I very much enjoyed reading your responses to my blog yesterday. You all brought up some excellent points that I want to respond to and I hope you don’t mind if I continue the discussion here. There were many good points made and I would love to talk about some of them.
As Tom said – balancing the old practical with the new technical is something to think about, and has raised several questions around here since I have been here. A couple of months ago, the discussion was brought up as to things made with a CNC were considered ‘hand made’. It seems to me that there is an ever changing fine line as to what is considered hand crafted and what is not. Many people see CNC projects as manufactured type items because of the tools involved in their creation. But where then do we draw the line?
Do we consider Jordan’s beautiful war shirt as being ‘manufactured’ because he uses a Dremel to create it? Or Martyn’s impossible boxes manufactured because he uses power tools? Even my own scroll sawn items are created with a saw that is powered by electricity and a motor. Is it considered more hand creafted if I used a pedal saw? What criteria dictates where we draw the line between ‘hand made’ and ‘manufactured’?
Woodworkers use jigs all the time for a variety of purposes. Does the use of the jig to help them make more precise work make things less ‘hand made’ than if someone used hand tools and no jigs to create them? Again – where is the boundary?
In answer to Martyns question regarding demographics of scroll sawyers, I don’t have exact figures, but I believe the last time I saw some numbers it appears that the vast majority of scroll sawyers are males over 50 years old. Considering my customer base, I feel that it is a pretty accurate figure. I have seen confirmation of this both in the shows that I have attended in the past and also from my own customer base, as well as with speaking to others in the industry. Although it is not the main driving force, I try to consider this when both designing my patterns, and pricing them. Many scroll sawyers are retired and on fixed incomes.
I believe that one of the reasons scroll sawing appeals to many people is because as far as woodworking goes, it is a relatively inexpensive hobby to have, as all you really need is a scroll saw and a drill or drill press. Most of you know that I do the majority of my scroll work right in my kitchen. You can make a project start to finish with these tools and not need to invest a fortune or have a large area set aside for a shop. It is a great way to be involved in woodworking without have to make a huge investment.

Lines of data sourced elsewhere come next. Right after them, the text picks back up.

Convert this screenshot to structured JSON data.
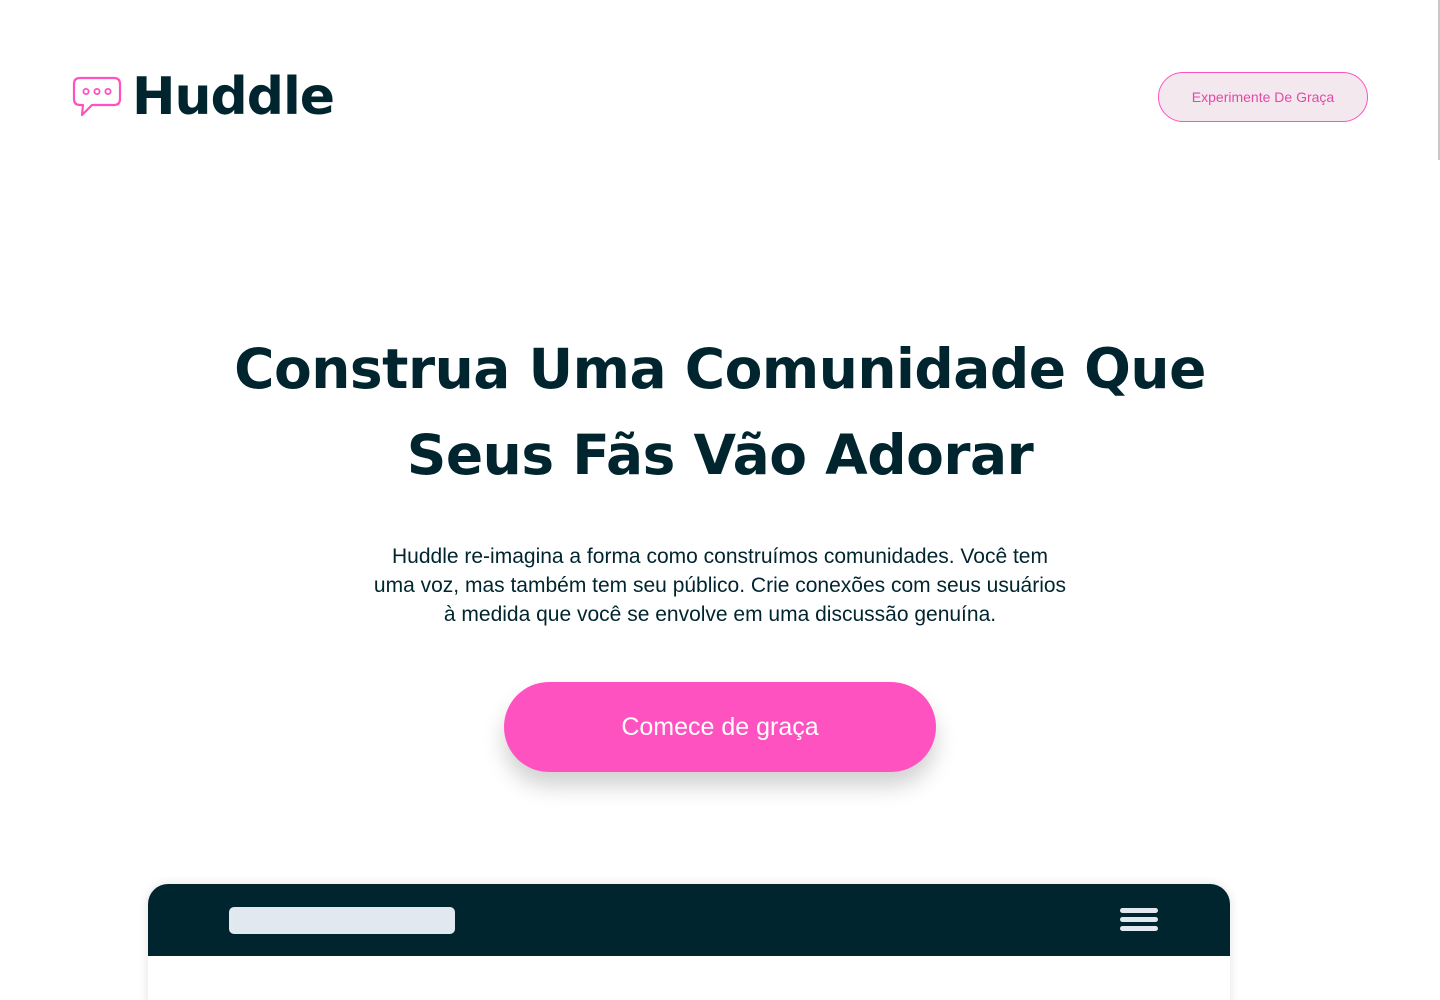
{
  "header": {
    "logo_text": "Huddle",
    "logo_icon": "chat-bubble-icon",
    "cta_label": "Experimente De Graça"
  },
  "hero": {
    "title_lines": [
      "Construa Uma Comunidade Que",
      "Seus Fãs Vão Adorar"
    ],
    "description_lines": [
      "Huddle re-imagina a forma como construímos comunidades. Você tem",
      "uma voz, mas também tem seu público. Crie conexões com seus usuários",
      "à medida que você se envolve em uma discussão genuína."
    ],
    "cta_label": "Comece de graça"
  },
  "mockup": {
    "menu_icon": "hamburger-menu-icon"
  },
  "colors": {
    "primary_dark": "#00252e",
    "accent_pink": "#ff52c1",
    "placeholder_gray": "#e2e8f0"
  }
}
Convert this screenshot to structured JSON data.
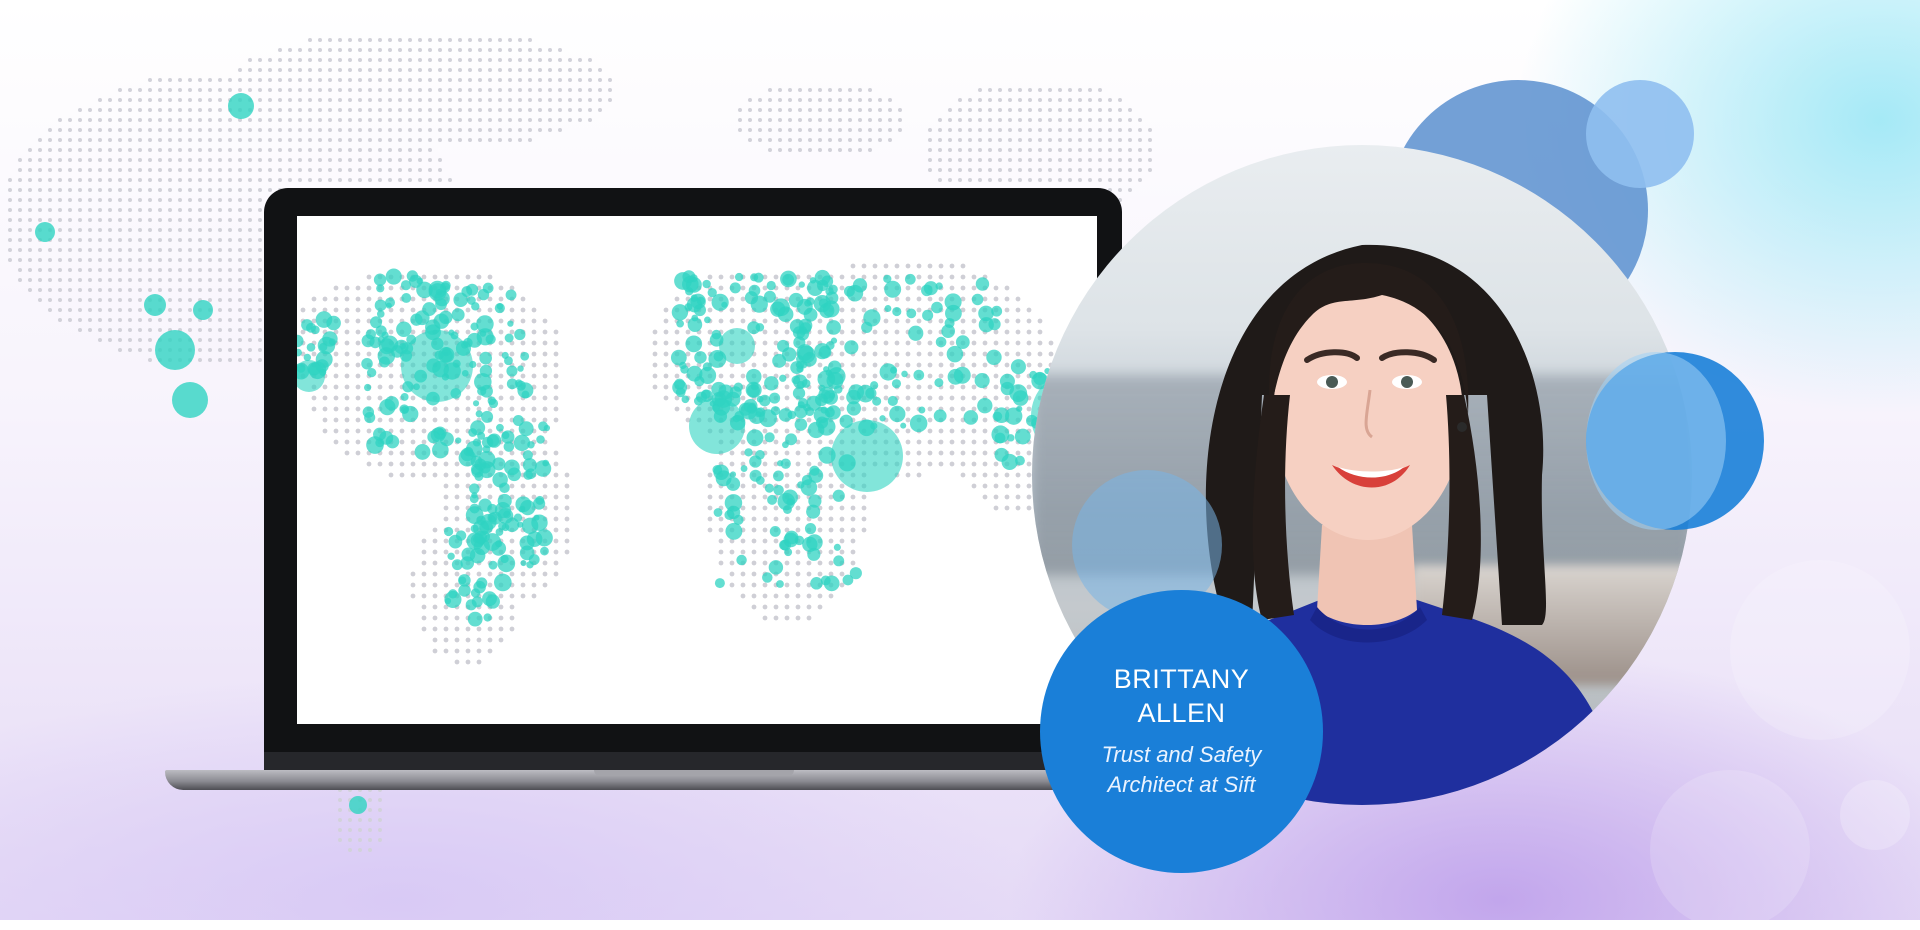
{
  "profile": {
    "name_line1": "BRITTANY",
    "name_line2": "ALLEN",
    "role_line1": "Trust and Safety",
    "role_line2": "Architect at Sift"
  },
  "colors": {
    "brand_blue": "#1a7fd8",
    "map_teal": "#2fd3c2",
    "map_dots": "#cfcfd6",
    "laptop_bezel": "#111214"
  },
  "icons": [
    "world-map-graphic",
    "laptop-graphic",
    "person-photo"
  ]
}
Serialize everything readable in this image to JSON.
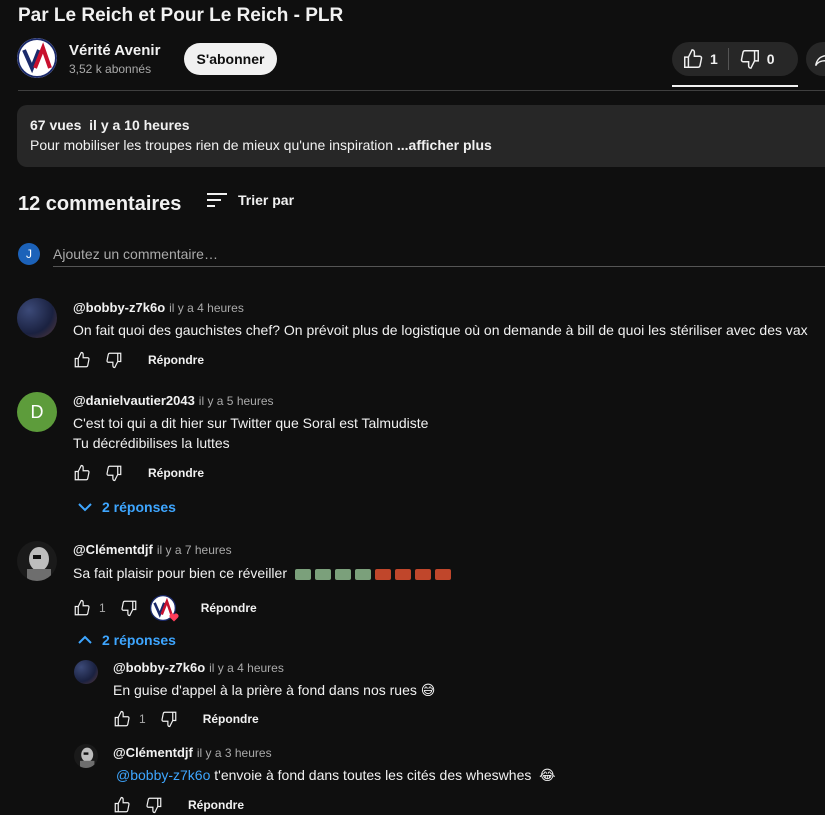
{
  "video": {
    "title": "Par Le Reich et Pour Le Reich - PLR",
    "channel_name": "Vérité Avenir",
    "subscribers": "3,52 k abonnés",
    "subscribe_label": "S'abonner",
    "likes": "1",
    "dislikes": "0"
  },
  "description": {
    "meta": "67 vues  il y a 10 heures",
    "text": "Pour mobiliser les troupes rien de mieux qu'une inspiration ",
    "more_label": "...afficher plus"
  },
  "comments_header": {
    "count": "12 commentaires",
    "sort_label": "Trier par",
    "avatar_letter": "J",
    "add_placeholder": "Ajoutez un commentaire…"
  },
  "reply_label": "Répondre",
  "comments": [
    {
      "author": "@bobby-z7k6o",
      "time": "il y a 4 heures",
      "text": "On fait quoi des gauchistes chef? On prévoit plus de logistique où on demande à bill de quoi les stériliser avec des vax"
    },
    {
      "author": "@danielvautier2043",
      "time": "il y a 5 heures",
      "avatar_letter": "D",
      "text_line1": "C'est toi qui a dit hier sur Twitter que Soral est Talmudiste",
      "text_line2": "Tu décrédibilises la luttes",
      "replies_label": "2 réponses"
    },
    {
      "author": "@Clémentdjf",
      "time": "il y a 7 heures",
      "text": "Sa fait plaisir pour bien ce réveiller",
      "likes": "1",
      "replies_label": "2 réponses"
    }
  ],
  "replies": [
    {
      "author": "@bobby-z7k6o",
      "time": "il y a 4 heures",
      "text": "En guise d'appel à la prière à fond dans nos rues 😅",
      "likes": "1"
    },
    {
      "author": "@Clémentdjf",
      "time": "il y a 3 heures",
      "mention": "@bobby-z7k6o",
      "text": " t'envoie à fond dans toutes les cités des wheswhes  😂"
    }
  ],
  "colors": {
    "background": "#0f0f0f",
    "link_blue": "#3ea6ff",
    "subscribe_bg": "#f1f1f1",
    "pill_bg": "#272727"
  }
}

I find my own customer base to be a bit more diversified than the previously mentioned figures. I see both women and men as customers, as well as many younger people. This group includes women who enjoy painting and want to cut their own wood, younger men who work and want a Saturday hobby, and also some hard-core woodworkers of both sexes who are looking for ways to embellish their other projects or just expand their knowledge. If I choose to look at things in a positive manner, I look at this with hope that more people are looking to go back to their creative roots and that scroll sawing and woodworking in general is on the rise for these younger age groups and also for women.
You need to understand though that my customer base is mainly made up of a focused, although growing group. Nearly all of my retail sales consist of sales through my site and the internet. That factor alone filters the results severely. While many more seniors and elderly people are now owning computers and ordering online, I still find that there are a great many more that don’t. I have several customers who don’t feel comfortable ordering online and I am happy to call them on the phone for orders. Does this necessarily have to do with their age? Perhaps not, but I do think that older folks are more leery of ordering online and the internet in general. These are in no way scientific findings, but they are only my own personal observation from my own experiences with my customers and speaking with others from other areas in the industry. I am sure I will have a better answer after I return from the show in March and am able to see the demographics of the attendees first hand.
On a final thought for today, I agree with the need for constantly updating a business to keep up with the times. Things change so fast in our world, and with the goal of any business being able to appeal to the masses, it is very important no matter what your business is to be able to adapt and change along with it. Although people find comfort and security in nostalgia, the lure of technology and innovation seems to win out every time. Businesses that are unwilling or incapable of being fluid and flexible soon become stagnant and die.
I am somewhat surprised that some of the magazines haven’t put forth more of an effort to develop websites and internet sales. Personally, I would think that it would be the next step in their growth and sustainability. Although I must say, the painting magazine that just failed did offer online subscriptions to an online version of the magazine. A virtual magazine if you will. However (and I may be wrong) the cost for the online issue was the same as the paper issues, or very close. And I wonder what those virtual subscribers will have to show for it now? How would you use your virtual magazines for reference if they no longer exist? I don’t know if the issues were able to download on their own computers. Certainly there are still flaws in that system that need to be worked out. What troubled me also was when I went to their site after hearing of their closing, they were still accepting subscriptions. You would think that would be one of the first things they would have disabled on their site.
There is a lot to think about regarding the future of any business. I truly enjoy hearing all of your opinions and thoughts on these issues. It is great to hear the many different opinions and observations you all have from your experiences. I very much appreciate your input.
I hope you all have a wonderful and productive Monday!